I was a bit sad that the blog formerly known, rather gawkily, as “Anti-Climate Change Extremism in Utah” is now “Climate Asylum”.
mt is sad that The Way Scientists Try to Convince People Is Hopeless: “they present evidence, figures, tables, arguments, and so on. But that’s not how to convince people. People aren’t convinced by arguments. They don’t believe conclusions because they believe in the arguments that they read in favour of them. They’re convinced because they read or hear the conclusions coming from people they trust.” This is certainly true for Joe Public, and how could it be otherwise? [Actually its only partly true, because it omits the obvious, that JP type people will only believe arguments that fit in with their preconceptions.] JP is never going to check the science of GW for himself. He’s going to pick it up from… friends, the paper, the TV, his mate’s dog down the pub, whatever.

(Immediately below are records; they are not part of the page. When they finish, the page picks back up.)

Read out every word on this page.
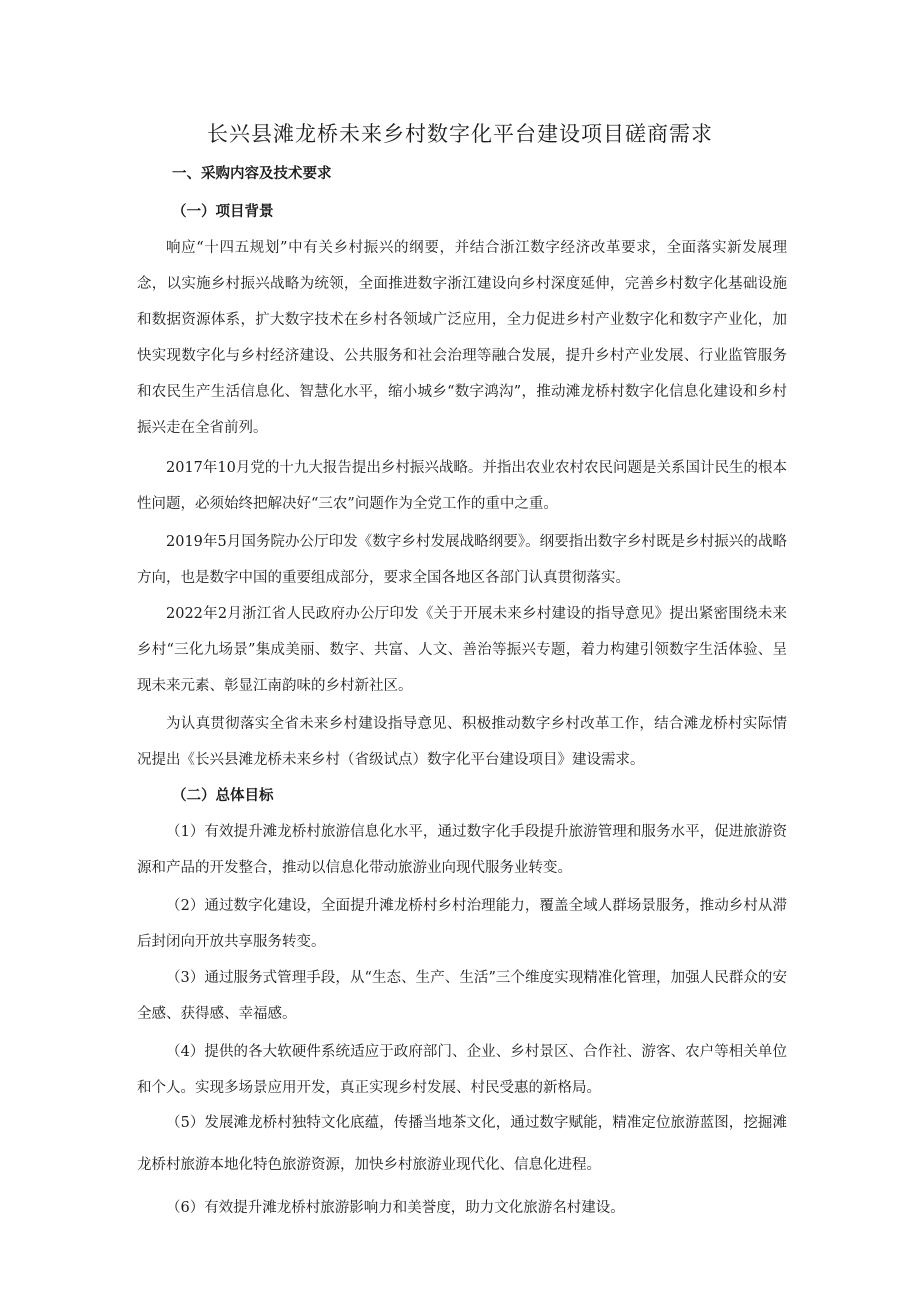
长兴县滩龙桥未来乡村数字化平台建设项目磋商需求
一、采购内容及技术要求
（一）项目背景

响应“十四五规划”中有关乡村振兴的纲要，并结合浙江数字经济改革要求，全面落实新发展理念，以实施乡村振兴战略为统领，全面推进数字浙江建设向乡村深度延伸，完善乡村数字化基础设施和数据资源体系，扩大数字技术在乡村各领域广泛应用，全力促进乡村产业数字化和数字产业化，加快实现数字化与乡村经济建设、公共服务和社会治理等融合发展，提升乡村产业发展、行业监管服务和农民生产生活信息化、智慧化水平，缩小城乡“数字鸿沟”，推动滩龙桥村数字化信息化建设和乡村振兴走在全省前列。

2017年10月党的十九大报告提出乡村振兴战略。并指出农业农村农民问题是关系国计民生的根本性问题，必须始终把解决好“三农”问题作为全党工作的重中之重。

2019年5月国务院办公厅印发《数字乡村发展战略纲要》。纲要指出数字乡村既是乡村振兴的战略方向，也是数字中国的重要组成部分，要求全国各地区各部门认真贯彻落实。

2022年2月浙江省人民政府办公厅印发《关于开展未来乡村建设的指导意见》提出紧密围绕未来乡村“三化九场景”集成美丽、数字、共富、人文、善治等振兴专题，着力构建引领数字生活体验、呈现未来元素、彰显江南韵味的乡村新社区。

为认真贯彻落实全省未来乡村建设指导意见、积极推动数字乡村改革工作，结合滩龙桥村实际情况提出《长兴县滩龙桥未来乡村（省级试点）数字化平台建设项目》建设需求。

（二）总体目标

（1）有效提升滩龙桥村旅游信息化水平，通过数字化手段提升旅游管理和服务水平，促进旅游资源和产品的开发整合，推动以信息化带动旅游业向现代服务业转变。

（2）通过数字化建设，全面提升滩龙桥村乡村治理能力，覆盖全域人群场景服务，推动乡村从滞后封闭向开放共享服务转变。

（3）通过服务式管理手段，从“生态、生产、生活”三个维度实现精准化管理，加强人民群众的安全感、获得感、幸福感。

（4）提供的各大软硬件系统适应于政府部门、企业、乡村景区、合作社、游客、农户等相关单位和个人。实现多场景应用开发，真正实现乡村发展、村民受惠的新格局。

（5）发展滩龙桥村独特文化底蕴，传播当地茶文化，通过数字赋能，精准定位旅游蓝图，挖掘滩龙桥村旅游本地化特色旅游资源，加快乡村旅游业现代化、信息化进程。

（6）有效提升滩龙桥村旅游影响力和美誉度，助力文化旅游名村建设。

But that in itself is OK, because the dog down the pub is a bit cleverer, and knows enough to trust his national academy of science, which knows enough to read and verify the science itself.
Related, Nurture has an article about “Why we are poles apart on climate change”. Apparently “The problem isn’t the public’s reasoning capacity; it’s the polluted science-communication environment that drives people apart”. And yet reading the examples seems to show many examples of irrationality: “Present them with a PhD scientist who is a member of the US National Academy of Sciences, for example, and they will disagree on whether he really is an ‘expert’, depending on whether his view matches the dominant view of their cultural group… The positions on climate change of both groups track their impressions of recent weather…”. But it then turns out that all Nurture is doing is redefining rationality: “social science suggests that citizens are culturally polarized because they are, in fact, too rational — at filtering out information that would drive a wedge between themselves and their peers.” Sigh.
A while back, I found at least one reason Why Watts’s new paper is doomed to fail review. Since then, I’ve been pretending to myself that eventually I’ll read the thing and find the other fatal flaws for myself. But I think its time to admit that life is too short and the paper is too boring. Elsewhere, mt points out that Watts has given up even trying to make sense. If you want to see it ripped up, Blog review of the Watts et al. (2012) manuscript on surface temperature trends and refs therein will do. And you might find A short introduction to the time of observation bias and its correction interesting. Fairly soon I expect to decide not to bother read BEST either. Update: Eli taking the piss out of Watts over the notorious “Antarctic UHI” is fun.